Читатель, Анджи забеременела от Клиффорда Вексфорда. Преднамеренно. Она выбрала самое подходящее время. Удача ей улыбнулась, как она часто улыбается нехорошим людям. Дьявол словно бы и правда содействует своим присным. Анджи было 42, не тот возраст, когда беременеют с места в карьер, стоит алмазному поясу соскользнуть с белого шелкового платья на пол апартаментов для новобрачных в отеле «Кларидж». Но она таки забеременела, как и намеревалась. (Это же какое нахальство надо иметь, читатель, – заказать апартаменты для новобрачных! Что же, полагаю, никуда не денешься, и приходится признать, что такая бесстыжесть заслуживает некоторого успеха.) Естественно, она планировала не просто родить от Клиффорда ребенка, которого хотела, потому что любила Клиффорда – да, искренне его любила: ведь способность любить свойственна нехорошим людям, как и хорошим, – но использовать свою беременность в качестве рычага, чтобы понудить его к браку с ней, едва он разведется с Хелен.

Так вот, на протяжении этих судьбоносных часов в «Кларидже», когда была зачата Барбара, Анджи внушила Клиффорду мысль, будто сыновья Хелен, близнецы Маркус и Макс, вовсе не его, а Саймона Корнбрука. Клиффорд уже четыре года должен был приспосабливаться к буйным близнецам, которые воспитывались по новейшей беззапретной системе в доме, где он, кроме того, принимал своих богатых и чопорных клиентов. Он смирялся, потому что так хотела Хелен, но едва ему была внушена вышеупомянутая мысль, избавиться от нее оказалось крайне трудно: близнецы – не его! Хелен изменила один раз, значит, должна была изменить снова. И, конечно, забеременеть от свое-го экс-мужа, потому что ей его жаль, и она чувствует себя виноватой перед ним за прежнее. Именно тот безнадежный идиотизм, на который способна Хелен. И подсунуть их ему, Клиффорду… о да, совершенно в ее духе!

Из «Клариджа» Клиффорд отправился домой. И отправился, могу упомянуть, с чистой совестью. Он не любил Анджи, читатель, она ему даже не нравилась, хотя что-то в нем, безусловно, на нее отзывалось, и потому он внутренне не считал, что изменил жене, нет, ни чуточки. Жену он застал в солнечном внутреннем дворике, уютно расположившейся перед вторым завтраком за рюмкой вина со своим экс-мужем Саймоном под разноцветными кашпо с пышными цветами.

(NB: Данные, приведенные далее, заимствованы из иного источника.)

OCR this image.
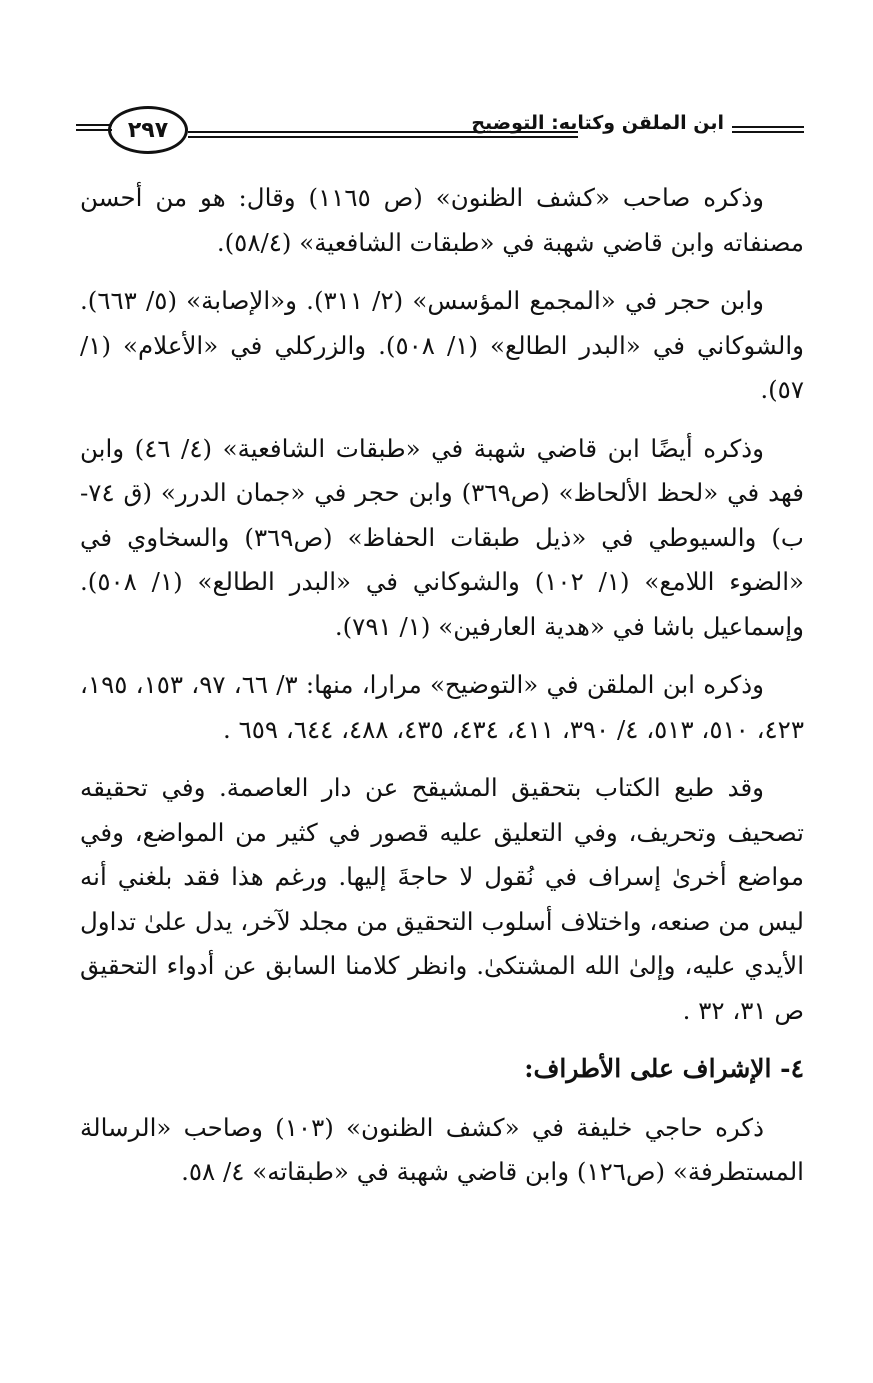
٢٩٧	ابن الملقن وكتابه: التوضيح

وذكره صاحب «كشف الظنون» (ص ١١٦٥) وقال: هو من أحسن مصنفاته وابن قاضي شهبة في «طبقات الشافعية» (٥٨/٤).

وابن حجر في «المجمع المؤسس» (٢/ ٣١١). و«الإصابة» (٥/ ٦٦٣). والشوكاني في «البدر الطالع» (١/ ٥٠٨). والزركلي في «الأعلام» (١/ ٥٧).

وذكره أيضًا ابن قاضي شهبة في «طبقات الشافعية» (٤/ ٤٦) وابن فهد في «لحظ الألحاظ» (ص٣٦٩) وابن حجر في «جمان الدرر» (ق ٧٤- ب) والسيوطي في «ذيل طبقات الحفاظ» (ص٣٦٩) والسخاوي في «الضوء اللامع» (١/ ١٠٢) والشوكاني في «البدر الطالع» (١/ ٥٠٨). وإسماعيل باشا في «هدية العارفين» (١/ ٧٩١).

وذكره ابن الملقن في «التوضيح» مرارا، منها: ٣/ ٦٦، ٩٧، ١٥٣، ١٩٥، ٤٢٣، ٥١٠، ٥١٣، ٤/ ٣٩٠، ٤١١، ٤٣٤، ٤٣٥، ٤٨٨، ٦٤٤، ٦٥٩ .

وقد طبع الكتاب بتحقيق المشيقح عن دار العاصمة. وفي تحقيقه تصحيف وتحريف، وفي التعليق عليه قصور في كثير من المواضع، وفي مواضع أخرىٰ إسراف في نُقول لا حاجةَ إليها. ورغم هذا فقد بلغني أنه ليس من صنعه، واختلاف أسلوب التحقيق من مجلد لآخر، يدل علىٰ تداول الأيدي عليه، وإلىٰ الله المشتكىٰ. وانظر كلامنا السابق عن أدواء التحقيق ص ٣١، ٣٢ .

٤- الإشراف على الأطراف:

ذكره حاجي خليفة في «كشف الظنون» (١٠٣) وصاحب «الرسالة المستطرفة» (ص١٢٦) وابن قاضي شهبة في «طبقاته» ٤/ ٥٨.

Это было последней каплей.

– А-а! – сказал он им обоим, – вот, значит, что происходит, пока я тружусь! Какой же я был дурак! Потаскуха (это уже одной Хелен) подсунула мне своих ублюдков!

И так далее, включая множество всякого визгливого вздора о том, как Хелен не только пригласила Саймона на рождественский обед, но и как Саймон нарезал индейку, за которую платил он, Клиффорд. Напрасно Саймон указывал, что Хелен уговорила его приехать на Рождество только ради маленького Эдварда (ее сына от Саймона, благопристойно и законно зачатого в узах брака) и что Клиффорд буквально принудил его нарезать индейку – нет и нет! Или что сейчас они встретились, чтобы обсудить, в какую школу отдать Эдварда. Нет и нет! И бесполезно Хелен было объяснять и отрицать и в слезах настаивать на своей невиновности и любви к Клиффорду. Нет и нет!

И вот тогда Саймон упомянул то, о чем узнал ранее из уст Анджи: что Клиффорд состоит в длительной связи с Фанни, уж кто бы говорил! Так оно и было. Правда, Клиффорд не воспринимал это как связь или даже отношения. Фанни была просто женщиной, с которой он совокуплялся, когда они поздно задерживались у него в кабинете, не в состоянии окончательно решить, подлинник ли это или подделка, а секс проясняет голову – а если бедная Фанни и была безнадежно и навечно влюблена в него, Клиффорда, то давно уже научилась молчать об этом. (Хотя, читатель, не исключено, что она его ненавидела той интимной покорной ненавистью, которой некоторые женщины ненавидят мужчин, веря, что любят их. Безусловно, Фанни в подобных случаях испытывала необоримое желание располосовать ногтями широкую белокурую спину Клиффорда, но, конечно, не могла себе этого позволить. Женатых мужчин никоим образом метить нельзя.)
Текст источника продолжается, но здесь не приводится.